That appears to still include the IDF. WIRED identified several Israeli government statements and documents published since 2022 that confirm the IDF’s continued involvement with Project Nimbus, although they do not provide details of the tools and capabilities it uses.
For instance, a government document published on June 15, 2022, that outlines the scope of the project, says “The Ministry of Defense and the IDF” will get a dedicated “digital marketplace” of services they can access under Project Nimbus.
In July 2022, The Intercept also reported on training documents and videos provided to Nimbus users in the Israeli government that revealed some of the specific Google technologies the contract provided access to. They included AI capabilities such as face detection, object tracking, sentiment analysis, and other complex tasks.

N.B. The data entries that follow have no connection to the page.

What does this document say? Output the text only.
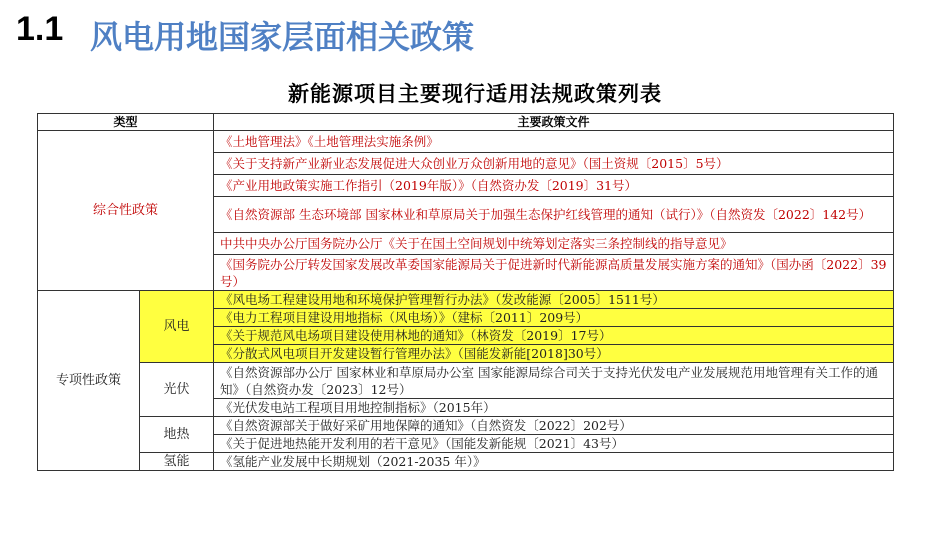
1.1 风电用地国家层面相关政策
新能源项目主要现行适用法规政策列表
类型		主要政策文件
综合性政策		《土地管理法》《土地管理法实施条例》
		《关于支持新产业新业态发展促进大众创业万众创新用地的意见》（国土资规〔2015〕5号）
		《产业用地政策实施工作指引（2019年版）》（自然资办发〔2019〕31号）
		《自然资源部 生态环境部 国家林业和草原局关于加强生态保护红线管理的通知（试行）》（自然资发〔2022〕142号）
		中共中央办公厅国务院办公厅《关于在国土空间规划中统筹划定落实三条控制线的指导意见》
		《国务院办公厅转发国家发展改革委国家能源局关于促进新时代新能源高质量发展实施方案的通知》（国办函〔2022〕39号）
专项性政策	风电	《风电场工程建设用地和环境保护管理暂行办法》（发改能源〔2005〕1511号）
		《电力工程项目建设用地指标（风电场）》（建标〔2011〕209号）
		《关于规范风电场项目建设使用林地的通知》（林资发〔2019〕17号）
		《分散式风电项目开发建设暂行管理办法》（国能发新能[2018]30号）
	光伏	《自然资源部办公厅 国家林业和草原局办公室 国家能源局综合司关于支持光伏发电产业发展规范用地管理有关工作的通知》（自然资办发〔2023〕12号）
		《光伏发电站工程项目用地控制指标》（2015年）
	地热	《自然资源部关于做好采矿用地保障的通知》（自然资发〔2022〕202号）
		《关于促进地热能开发利用的若干意见》（国能发新能规〔2021〕43号）
	氢能	《氢能产业发展中长期规划（2021-2035 年）》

Official government pages old and new, both in Hebrew and English, feature the same boilerplate description of Project Nimbus. It calls the contract “a multiyear and wide-ranging flagship project, led by the Government Procurement Administration in the Accountant General’s Division in the Ministry of Treasury together with the National Digital Unit, the Legal Bureau in the Ministry of Finance, the National Cyber Unit, the Budget Division, the Ministry of Defense and the IDF.” The statement appears on one of the main government pages about Project Nimbus, an undated news release, a 2022 cloud strategy document, and a press release from January 2023.
A version of the statement has also been posted in an Amazon guidance document about Nimbus from January 2023, and on the event page for the 2024 “Nimbus Summit,” a privately run event that brings together tech workers from Amazon, Google, and the dozens of other companies that have played some hand in modernizing Israel’s tech infrastructure in recent years.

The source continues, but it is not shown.